Okiato Historic Reserve
IntroductionThe site of Okiato in the Bay of Islands was the home of New Zealand’s first capital from 1840-1841 and an important site in New Zealand’s early formational period.
The site of Okiato in the Bay of Islands was the home of New Zealand’s first capital from 1840–1841 and an important site in New Zealand’s early formational period. Today, the only visible remnant of the old capital is the well.
The Okiato block and its buildings were formerly James Reddy Clendon’s who ran one of the most successful trading stations in the Bay of Islands from here (Lee 1983).
When Lieutenant Governor William Hobson and his family arrived here one of his objectives was to find a site for government settlement and Okiato was chosen (Ross 1946:14).
Hobson had acting surveyor general Felton Mathew draw up plans for a new town to be developed on the block, to be named Russell. However, that site was never developed as intended and the buildings left there by Clendon formed the nucleus of New Zealand’s first capital (Ross 1946).
Government House, Russell April 1840
In 1842, Hobson moved the new capital to Auckland leaving the police magistrate to occupy Okiato and its buildings.
The final fate of Okiato was sealed when, on the night of Sunday the 1st of May 1842, the former government house and its offices were destroyed by fire.

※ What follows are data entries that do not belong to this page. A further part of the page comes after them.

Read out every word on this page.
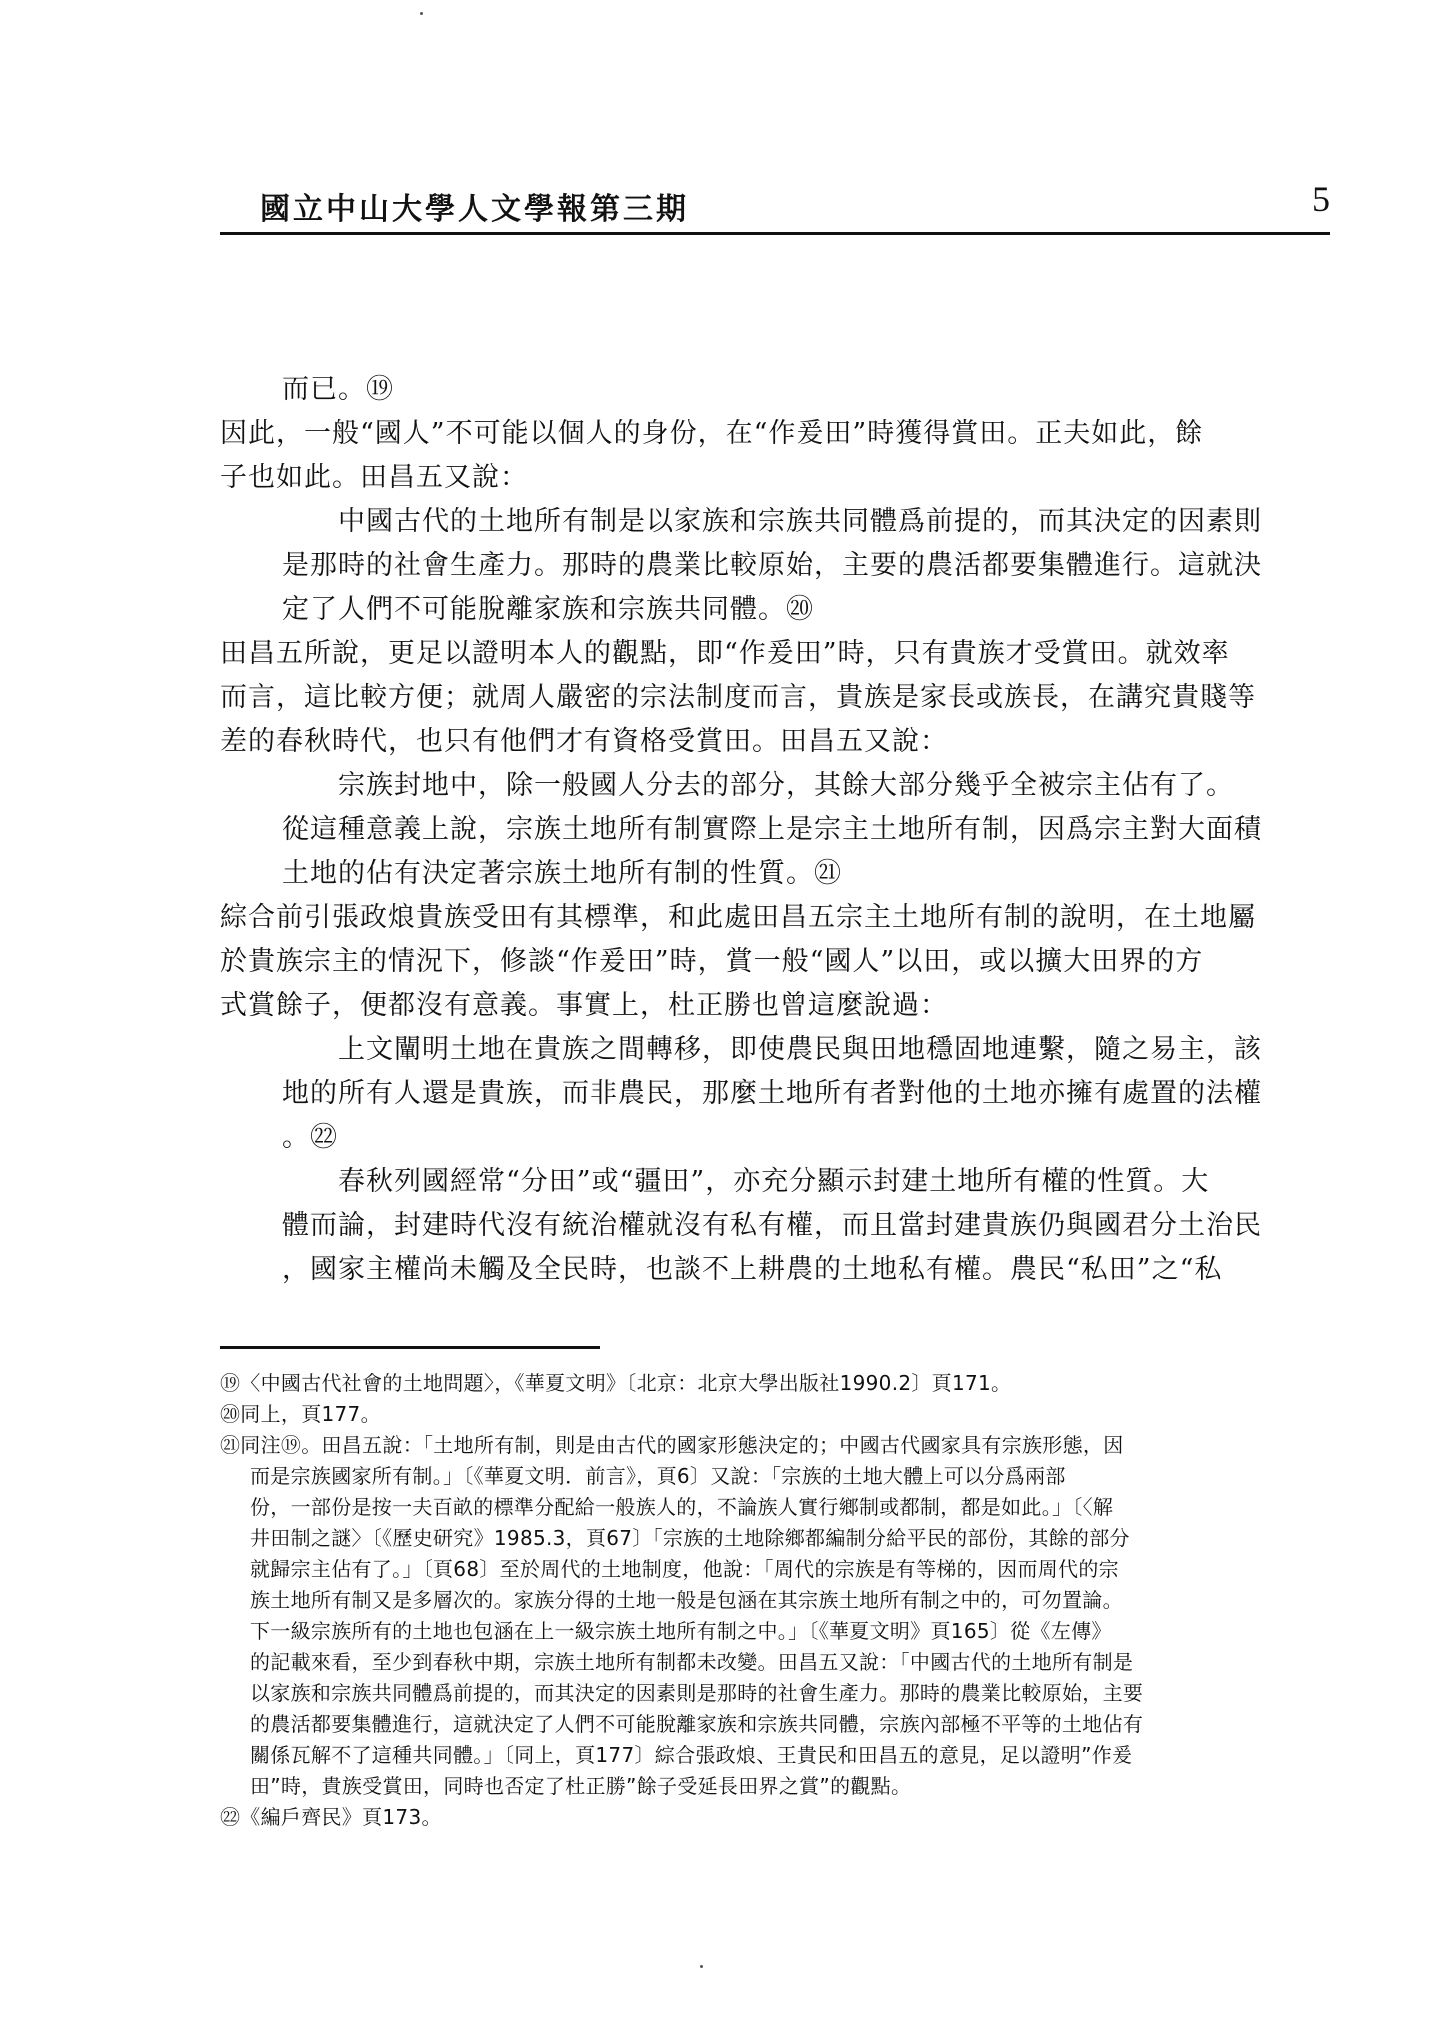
國立中山大學人文學報第三期	5
而已。⑲
因此，一般“國人”不可能以個人的身份，在“作爰田”時獲得賞田。正夫如此，餘
子也如此。田昌五又說：
中國古代的土地所有制是以家族和宗族共同體爲前提的，而其決定的因素則
是那時的社會生產力。那時的農業比較原始，主要的農活都要集體進行。這就決
定了人們不可能脫離家族和宗族共同體。⑳
田昌五所說，更足以證明本人的觀點，即“作爰田”時，只有貴族才受賞田。就效率
而言，這比較方便；就周人嚴密的宗法制度而言，貴族是家長或族長，在講究貴賤等
差的春秋時代，也只有他們才有資格受賞田。田昌五又說：
宗族封地中，除一般國人分去的部分，其餘大部分幾乎全被宗主佔有了。
從這種意義上說，宗族土地所有制實際上是宗主土地所有制，因爲宗主對大面積
土地的佔有決定著宗族土地所有制的性質。㉑
綜合前引張政烺貴族受田有其標準，和此處田昌五宗主土地所有制的說明，在土地屬
於貴族宗主的情況下，修談“作爰田”時，賞一般“國人”以田，或以擴大田界的方
式賞餘子，便都沒有意義。事實上，杜正勝也曾這麼說過：
上文闡明土地在貴族之間轉移，即使農民與田地穩固地連繫，隨之易主，該
地的所有人還是貴族，而非農民，那麼土地所有者對他的土地亦擁有處置的法權
。㉒
春秋列國經常“分田”或“疆田”，亦充分顯示封建土地所有權的性質。大
體而論，封建時代沒有統治權就沒有私有權，而且當封建貴族仍與國君分土治民
，國家主權尚未觸及全民時，也談不上耕農的土地私有權。農民“私田”之“私
⑲〈中國古代社會的土地問題〉，《華夏文明》〔北京：北京大學出版社1990.2〕頁171。
⑳同上，頁177。
㉑同注⑲。田昌五說：「土地所有制，則是由古代的國家形態決定的；中國古代國家具有宗族形態，因
而是宗族國家所有制。」〔《華夏文明．前言》，頁6〕又說：「宗族的土地大體上可以分爲兩部
份，一部份是按一夫百畝的標準分配給一般族人的，不論族人實行鄉制或都制，都是如此。」〔〈解
井田制之謎〉〔《歷史研究》1985.3，頁67〕「宗族的土地除鄉都編制分給平民的部份，其餘的部分
就歸宗主佔有了。」〔頁68〕至於周代的土地制度，他說：「周代的宗族是有等梯的，因而周代的宗
族土地所有制又是多層次的。家族分得的土地一般是包涵在其宗族土地所有制之中的，可勿置論。
下一級宗族所有的土地也包涵在上一級宗族土地所有制之中。」〔《華夏文明》頁165〕從《左傳》
的記載來看，至少到春秋中期，宗族土地所有制都未改變。田昌五又說：「中國古代的土地所有制是
以家族和宗族共同體爲前提的，而其決定的因素則是那時的社會生產力。那時的農業比較原始，主要
的農活都要集體進行，這就決定了人們不可能脫離家族和宗族共同體，宗族內部極不平等的土地佔有
關係瓦解不了這種共同體。」〔同上，頁177〕綜合張政烺、王貴民和田昌五的意見，足以證明”作爰
田”時，貴族受賞田，同時也否定了杜正勝”餘子受延長田界之賞”的觀點。
㉒《編戶齊民》頁173。
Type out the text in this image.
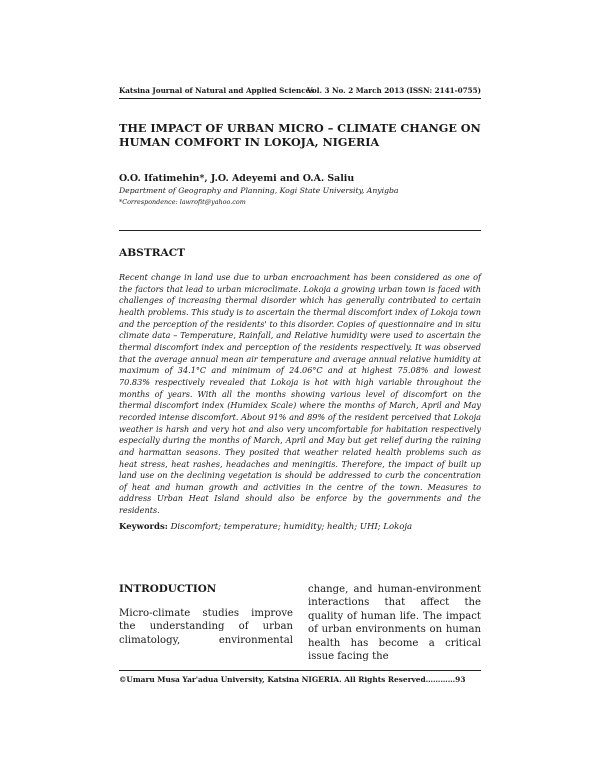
Katsina Journal of Natural and Applied Sciences
Vol. 3 No. 2 March 2013 (ISSN: 2141-0755)
THE IMPACT OF URBAN MICRO – CLIMATE CHANGE ON HUMAN COMFORT IN LOKOJA, NIGERIA
O.O. Ifatimehin*, J.O. Adeyemi and O.A. Saliu
Department of Geography and Planning, Kogi State University, Anyigba
*Correspondence: lawrofit@yahoo.com
ABSTRACT
Recent change in land use due to urban encroachment has been considered as one of the factors that lead to urban microclimate. Lokoja a growing urban town is faced with challenges of increasing thermal disorder which has generally contributed to certain health problems. This study is to ascertain the thermal discomfort index of Lokoja town and the perception of the residents' to this disorder. Copies of questionnaire and in situ climate data – Temperature, Rainfall, and Relative humidity were used to ascertain the thermal discomfort index and perception of the residents respectively. It was observed that the average annual mean air temperature and average annual relative humidity at maximum of 34.1°C and minimum of 24.06°C and at highest 75.08% and lowest 70.83% respectively revealed that Lokoja is hot with high variable throughout the months of years. With all the months showing various level of discomfort on the thermal discomfort index (Humidex Scale) where the months of March, April and May recorded intense discomfort. About 91% and 89% of the resident perceived that Lokoja weather is harsh and very hot and also very uncomfortable for habitation respectively especially during the months of March, April and May but get relief during the raining and harmattan seasons. They posited that weather related health problems such as heat stress, heat rashes, headaches and meningitis. Therefore, the impact of built up land use on the declining vegetation is should be addressed to curb the concentration of heat and human growth and activities in the centre of the town. Measures to address Urban Heat Island should also be enforce by the governments and the residents.
Keywords: Discomfort; temperature; humidity; health; UHI; Lokoja
INTRODUCTION
Micro-climate studies improve the understanding of urban climatology, environmental
change, and human-environment interactions that affect the quality of human life. The impact of urban environments on human health has become a critical issue facing the
©Umaru Musa Yar'adua University, Katsina NIGERIA. All Rights Reserved…………93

The name Russell was extended to include the whaling town Kororareka.
Okiato is a good small reserve worth a visit if you are in the Russell area. You have access to the Okiato to Russell Community walkway from the reserve.
Lee, J. 1983. I have named it the Bay of Islands. Hodder and Stoughton Ltd. Auckland, New Zealand.
Ross, R., 1946. New Zealand’s First Capital. Department of Internal Affairs. Wellington, New Zealand.